The journalist, son of former federal treasurer and Nine chair Peter Costello, is himself in talks with lawyers, after Seven’s Edwina Bartholomew recently tweeted “Surprising articulate for a [censored]” about him.

In his reporting on the Reid story, Costello did note the athlete was supported by the Australian Paralympic Committee.

“Now it’s important to note that Amanda Reid has always met the criteria required under the system. Para-classification is run by each sport’s international federation. Officials known as classifiers test an athlete, to determine their disability and to what extent it affects them,” he explained.

“While classifiers will often have a medical background, it’s not mandatory. Amanda also has the backing of Australia’s Paralympic Committee [APC] who told A Current Affair: “The thorough and multi-faceted process that Amanda has undertaken is without question, when the facts are examined.”

The APC told NITV News at the time that Reid has multiple impairments and was subject to “rigorous” testing, like all Paralympians.

“Amanda’s former coach – Simon Watkins – is not a classifier or a medical practitioner. His observations … are opinions,” the APC said.

“Amanda’s case is certainly not unique to Paralympic sport. Paralympic athletes can have multiple impairments and compete in different classifications across sports – this is catered for within international classification rules governing Paralympic sport.”

A Current Affair reporter Seb Costello

In a statement of claim filed in the Federal Court on 10 September, Reid said the A Current Affair story is defamatory in 15 ways, including that she: fraudulently represented she was disabled and fraudulently won a silver medal, is a “despicable person who pretends to be disabled”, “cheats genuinely disabled athletes out of positions and medals”, and is a “con-woman”.

The court documents, viewed by Mumbrella, also state that the segment implies she manipulated the Paralympian classification process, took advantage of non-medically qualified classifiers – consequently damaging the Paralympic brand – and left swimming only to re-emerge just before the Rio Games “with a new name, a new event and a new disability”.
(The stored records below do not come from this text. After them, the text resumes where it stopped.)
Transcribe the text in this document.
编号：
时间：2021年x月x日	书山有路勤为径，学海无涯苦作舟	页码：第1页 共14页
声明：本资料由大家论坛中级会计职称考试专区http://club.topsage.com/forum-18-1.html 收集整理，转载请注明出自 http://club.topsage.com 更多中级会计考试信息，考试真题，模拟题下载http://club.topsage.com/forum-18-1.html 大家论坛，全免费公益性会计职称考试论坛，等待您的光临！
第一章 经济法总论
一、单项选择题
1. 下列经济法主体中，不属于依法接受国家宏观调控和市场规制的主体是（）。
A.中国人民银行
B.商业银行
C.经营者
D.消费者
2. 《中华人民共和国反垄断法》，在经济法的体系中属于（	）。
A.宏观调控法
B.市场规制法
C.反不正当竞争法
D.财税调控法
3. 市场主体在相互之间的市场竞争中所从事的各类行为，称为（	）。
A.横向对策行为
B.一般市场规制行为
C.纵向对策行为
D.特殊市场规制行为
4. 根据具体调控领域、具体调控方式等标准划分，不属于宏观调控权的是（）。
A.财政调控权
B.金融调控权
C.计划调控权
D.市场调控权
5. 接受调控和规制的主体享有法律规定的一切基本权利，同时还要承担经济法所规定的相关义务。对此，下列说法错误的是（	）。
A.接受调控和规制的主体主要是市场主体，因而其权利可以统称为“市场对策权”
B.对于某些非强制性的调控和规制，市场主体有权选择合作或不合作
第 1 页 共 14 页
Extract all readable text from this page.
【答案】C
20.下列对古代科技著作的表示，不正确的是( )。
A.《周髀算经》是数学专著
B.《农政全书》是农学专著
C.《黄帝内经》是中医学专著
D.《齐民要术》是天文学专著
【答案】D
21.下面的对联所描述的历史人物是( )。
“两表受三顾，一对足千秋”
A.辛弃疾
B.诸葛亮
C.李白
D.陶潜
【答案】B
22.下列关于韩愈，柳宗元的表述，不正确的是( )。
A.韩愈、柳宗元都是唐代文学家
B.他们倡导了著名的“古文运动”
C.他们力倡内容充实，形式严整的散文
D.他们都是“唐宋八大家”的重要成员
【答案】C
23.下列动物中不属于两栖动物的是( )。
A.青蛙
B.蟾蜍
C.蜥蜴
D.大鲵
The segment was uploaded to A Current Affair’s YouTube channel. A written story on the allegations raised in the program was also posted to Nine’s website, and a link to that article shared on Twitter.

Reid is claiming each of these separate publications are defamatory, and caused aggravated damage to her because of the “over-sensationalised manner [of the segment] noting the language, tone and production style, indicating intent to injure” her. She submits that Nine did not make “any proper inquiries” before publication, and refused to apologise after a request for an apology was made on 23 October, 2018.

Nine declined to comment on the case.

In addition to compensation, Reid is asking that Nine pays her legal costs and the court issues an order that permanently stops Nine from publishing the allegations. The court action will begin with a case management hearing set down for 15 November.